Thread: subquery join order by

subquery join order by

From
Mage
Date:
             Hello,

(I googled and read docs before sending this e-mail).

Is it necessary to use order by twice (inside and outside) to get the
proper order if I have an ordered subqery in a join?

select * from (select distinct on (b_id) * from a order by b_id, id) sub
left join b on b.id = sub.b_id;

or

select * from (select distinct on (b_id) * from a order by b_id, id) sub
left join b on b.id = sub.b_id order by b_id;


It seems to me that it's enough to use 'order by' only inside wheter 'by
desc' or 'by asc' (b_id), however I'd like to be sure.

Thank you.

             Mage


Re: subquery join order by

From
Thom Brown
Date:
On 19 November 2010 01:36, Mage <mage@mage.hu> wrote:
>            Hello,
>
> (I googled and read docs before sending this e-mail).
>
> Is it necessary to use order by twice (inside and outside) to get the proper
> order if I have an ordered subqery in a join?
>
> select * from (select distinct on (b_id) * from a order by b_id, id) sub
> left join b on b.id = sub.b_id;
>
> or
>
> select * from (select distinct on (b_id) * from a order by b_id, id) sub
> left join b on b.id = sub.b_id order by b_id;
>
>
> It seems to me that it's enough to use 'order by' only inside wheter 'by
> desc' or 'by asc' (b_id), however I'd like to be sure.
>
> Thank you.
>
>            Mage

You should always use ORDER BY on the outer-most part of the query
since that's what will be finally returning your data.  Don't bother
with ordering sub-selects.

So in your case, just use:

SELECT *
FROM (SELECT DISTINCT ON (b_id) * FROM a) sub
LEFT JOIN b ON b.id = sub.b_id
ORDER BY sub.b_id, sub.id;

But why bother with a sub-select anyway?  You can write it as:

SELECT DISTINCT ON (a.b_id) *
FROM a
LEFT JOIN b ON b.id = a.b_id
ORDER BY a.b_id, a.id;

--
Thom Brown
Twitter: @darkixion
IRC (freenode): dark_ixion
Registered Linux user: #516935

Re: subquery join order by

From
Mage
Date:
On 11/19/2010 03:21 AM, Thom Brown wrote:
>
> You should always use ORDER BY on the outer-most part of the query
> since that's what will be finally returning your data.  Don't bother
> with ordering sub-selects.
I definiatelly have to use the "order by" inside for two reasons.
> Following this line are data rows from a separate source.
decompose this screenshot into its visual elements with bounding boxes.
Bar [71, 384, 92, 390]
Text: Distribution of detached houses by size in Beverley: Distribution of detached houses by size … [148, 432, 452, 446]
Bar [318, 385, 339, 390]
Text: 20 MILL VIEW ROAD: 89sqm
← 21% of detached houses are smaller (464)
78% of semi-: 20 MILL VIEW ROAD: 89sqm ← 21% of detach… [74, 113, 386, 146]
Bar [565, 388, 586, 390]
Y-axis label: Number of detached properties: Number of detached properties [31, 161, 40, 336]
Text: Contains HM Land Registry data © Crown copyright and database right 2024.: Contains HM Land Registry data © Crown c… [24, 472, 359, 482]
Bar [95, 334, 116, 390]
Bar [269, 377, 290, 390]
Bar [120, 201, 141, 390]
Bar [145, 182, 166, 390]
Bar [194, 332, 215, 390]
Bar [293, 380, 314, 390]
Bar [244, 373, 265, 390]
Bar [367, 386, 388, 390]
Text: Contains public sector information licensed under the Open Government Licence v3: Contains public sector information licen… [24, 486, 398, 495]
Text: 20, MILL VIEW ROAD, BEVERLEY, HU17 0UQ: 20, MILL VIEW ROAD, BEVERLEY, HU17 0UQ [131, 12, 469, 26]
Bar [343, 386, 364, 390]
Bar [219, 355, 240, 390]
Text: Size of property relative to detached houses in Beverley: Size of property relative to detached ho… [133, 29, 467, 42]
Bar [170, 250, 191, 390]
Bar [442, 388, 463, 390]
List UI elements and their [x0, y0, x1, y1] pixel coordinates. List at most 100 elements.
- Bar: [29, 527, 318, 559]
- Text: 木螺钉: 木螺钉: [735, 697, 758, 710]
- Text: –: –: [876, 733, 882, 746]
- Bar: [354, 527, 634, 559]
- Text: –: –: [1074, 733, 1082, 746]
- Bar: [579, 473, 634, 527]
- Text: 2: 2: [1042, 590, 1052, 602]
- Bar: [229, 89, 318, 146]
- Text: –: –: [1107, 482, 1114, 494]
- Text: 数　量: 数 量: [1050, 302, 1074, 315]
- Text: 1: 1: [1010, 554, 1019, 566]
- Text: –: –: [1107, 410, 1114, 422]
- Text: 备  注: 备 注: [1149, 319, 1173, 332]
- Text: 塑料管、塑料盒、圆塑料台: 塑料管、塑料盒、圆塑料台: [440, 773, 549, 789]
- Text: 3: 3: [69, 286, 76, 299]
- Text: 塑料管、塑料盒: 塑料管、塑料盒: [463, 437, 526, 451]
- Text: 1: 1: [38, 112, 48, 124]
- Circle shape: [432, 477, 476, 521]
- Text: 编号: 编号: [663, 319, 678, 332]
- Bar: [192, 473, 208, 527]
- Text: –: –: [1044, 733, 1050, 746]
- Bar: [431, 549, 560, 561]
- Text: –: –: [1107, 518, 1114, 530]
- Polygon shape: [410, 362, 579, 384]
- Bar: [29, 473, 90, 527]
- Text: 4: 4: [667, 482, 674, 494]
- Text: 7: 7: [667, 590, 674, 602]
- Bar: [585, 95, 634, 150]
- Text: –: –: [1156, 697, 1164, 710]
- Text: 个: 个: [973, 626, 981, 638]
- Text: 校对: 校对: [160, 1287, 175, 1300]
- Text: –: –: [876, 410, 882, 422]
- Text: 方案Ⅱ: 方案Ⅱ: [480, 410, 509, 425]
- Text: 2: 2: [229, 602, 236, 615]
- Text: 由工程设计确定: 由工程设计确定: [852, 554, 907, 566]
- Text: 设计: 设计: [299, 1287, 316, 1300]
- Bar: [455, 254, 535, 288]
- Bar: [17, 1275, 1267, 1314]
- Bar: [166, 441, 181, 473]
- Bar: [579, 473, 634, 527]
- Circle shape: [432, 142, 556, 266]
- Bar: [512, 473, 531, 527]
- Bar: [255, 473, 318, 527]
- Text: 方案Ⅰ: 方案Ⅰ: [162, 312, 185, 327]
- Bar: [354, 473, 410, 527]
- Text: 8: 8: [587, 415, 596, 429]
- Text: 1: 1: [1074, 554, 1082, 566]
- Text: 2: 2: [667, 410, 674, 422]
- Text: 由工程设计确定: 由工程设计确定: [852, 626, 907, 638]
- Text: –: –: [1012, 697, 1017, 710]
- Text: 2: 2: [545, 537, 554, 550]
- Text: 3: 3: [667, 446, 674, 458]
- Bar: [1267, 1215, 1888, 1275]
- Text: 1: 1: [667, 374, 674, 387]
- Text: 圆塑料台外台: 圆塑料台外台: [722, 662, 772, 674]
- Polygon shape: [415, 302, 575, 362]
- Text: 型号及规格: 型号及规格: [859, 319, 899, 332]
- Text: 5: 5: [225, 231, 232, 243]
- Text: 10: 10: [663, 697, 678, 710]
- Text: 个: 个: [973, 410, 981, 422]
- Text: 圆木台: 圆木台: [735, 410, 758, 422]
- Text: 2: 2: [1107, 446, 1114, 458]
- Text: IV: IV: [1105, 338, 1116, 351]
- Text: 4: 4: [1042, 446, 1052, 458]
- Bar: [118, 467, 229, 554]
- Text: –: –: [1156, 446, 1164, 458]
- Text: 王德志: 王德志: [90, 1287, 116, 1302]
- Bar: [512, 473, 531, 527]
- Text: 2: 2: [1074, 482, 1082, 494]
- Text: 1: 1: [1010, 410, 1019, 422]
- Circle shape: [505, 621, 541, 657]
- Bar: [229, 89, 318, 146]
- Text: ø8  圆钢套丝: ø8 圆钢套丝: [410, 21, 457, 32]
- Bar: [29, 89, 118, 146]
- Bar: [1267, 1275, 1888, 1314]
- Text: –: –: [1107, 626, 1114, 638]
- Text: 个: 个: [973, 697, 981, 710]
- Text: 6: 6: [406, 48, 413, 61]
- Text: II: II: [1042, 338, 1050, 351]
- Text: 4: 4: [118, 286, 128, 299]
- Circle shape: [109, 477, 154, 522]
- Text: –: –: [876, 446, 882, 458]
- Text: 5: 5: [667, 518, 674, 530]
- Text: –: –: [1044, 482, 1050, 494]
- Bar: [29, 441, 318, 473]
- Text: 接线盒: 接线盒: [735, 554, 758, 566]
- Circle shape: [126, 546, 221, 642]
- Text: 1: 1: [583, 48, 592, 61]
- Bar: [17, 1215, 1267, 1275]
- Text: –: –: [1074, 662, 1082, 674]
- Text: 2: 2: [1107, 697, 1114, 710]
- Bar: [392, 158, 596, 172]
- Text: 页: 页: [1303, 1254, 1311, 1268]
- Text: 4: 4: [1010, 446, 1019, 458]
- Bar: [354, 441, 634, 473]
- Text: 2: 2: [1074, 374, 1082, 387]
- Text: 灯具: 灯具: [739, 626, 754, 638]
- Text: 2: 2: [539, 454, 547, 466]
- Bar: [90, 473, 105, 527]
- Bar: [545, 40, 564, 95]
When "distinct on (x)" is used then x must be in the first column in the
order by part.

The second column in the order by decides which records will I include
in the join so it is very important to use it for ordering.


> So in your case, just use:
>
> SELECT *
> FROM (SELECT DISTINCT ON (b_id) * FROM a) sub
> LEFT JOIN b ON b.id = sub.b_id
> ORDER BY sub.b_id, sub.id;
select distinct on (id) * from b order by name;
ERROR:  SELECT DISTINCT ON expressions must match initial ORDER BY
expressions

> But why bother with a sub-select anyway?  You can write it as:
>
> SELECT DISTINCT ON (a.b_id) *
> FROM a
> LEFT JOIN b ON b.id = a.b_id
> ORDER BY a.b_id, a.id;
I considered this, however the subquery is generated by an ORM. I wanted
to separate it.

Also the whole join affects many rows. I thought it's cheaper to
preselect them inside the subquery then do the join. I am not sure.
Explain analyze is my good friend but in this case I prefer to ask.

         Mage


Re: subquery join order by

From
Mage
Date:
> I considered this, however the subquery is generated by an ORM. I
> wanted to separate it.
>
> Also the whole join affects many rows. I thought it's cheaper to
> preselect them inside the subquery then do the join. I am not sure.
> Explain analyze is my good friend but in this case I prefer to ask.
# EXPLAIN ANALYZE select * from (select distinct on (b_id) * from a
order by b_id, id) sub left join b on b.id = sub.b_id;
                                                    QUERY PLAN
-----------------------------------------------------------------------------------------------------------------

  Hash Left Join  (cost=187.45..243.70 rows=1230 width=44) (actual
time=0.000..0.000 rows=3 loops=1)
[...]
(11 rows)

# EXPLAIN ANALYZE SELECT DISTINCT ON (a.b_id) * FROM a LEFT JOIN b ON
b.id = a.b_id ORDER BY a.b_id, a.id;
                                                        QUERY PLAN

------------------------------------------------------------------------------------------------------------------------


  Unique  (cost=1339.24..1405.05 rows=200 width=44) (actual
time=0.000..0.000 rows=3 loops=1)
[...]
(15 rows)

mage=# EXPLAIN ANALYZE select * from (select distinct on (b_id) * from a
order by b_id, id) sub left join b on b.id = sub.b_id order by b.id;
                                                       QUERY PLAN
-----------------------------------------------------------------------------------------------------------------------
  Sort  (cost=306.83..309.90 rows=1230 width=44) (actual
time=0.000..0.000 rows=3 loops=1)


The subquery seems to be better choice even with double ordering. But is
the second order required?

         Mage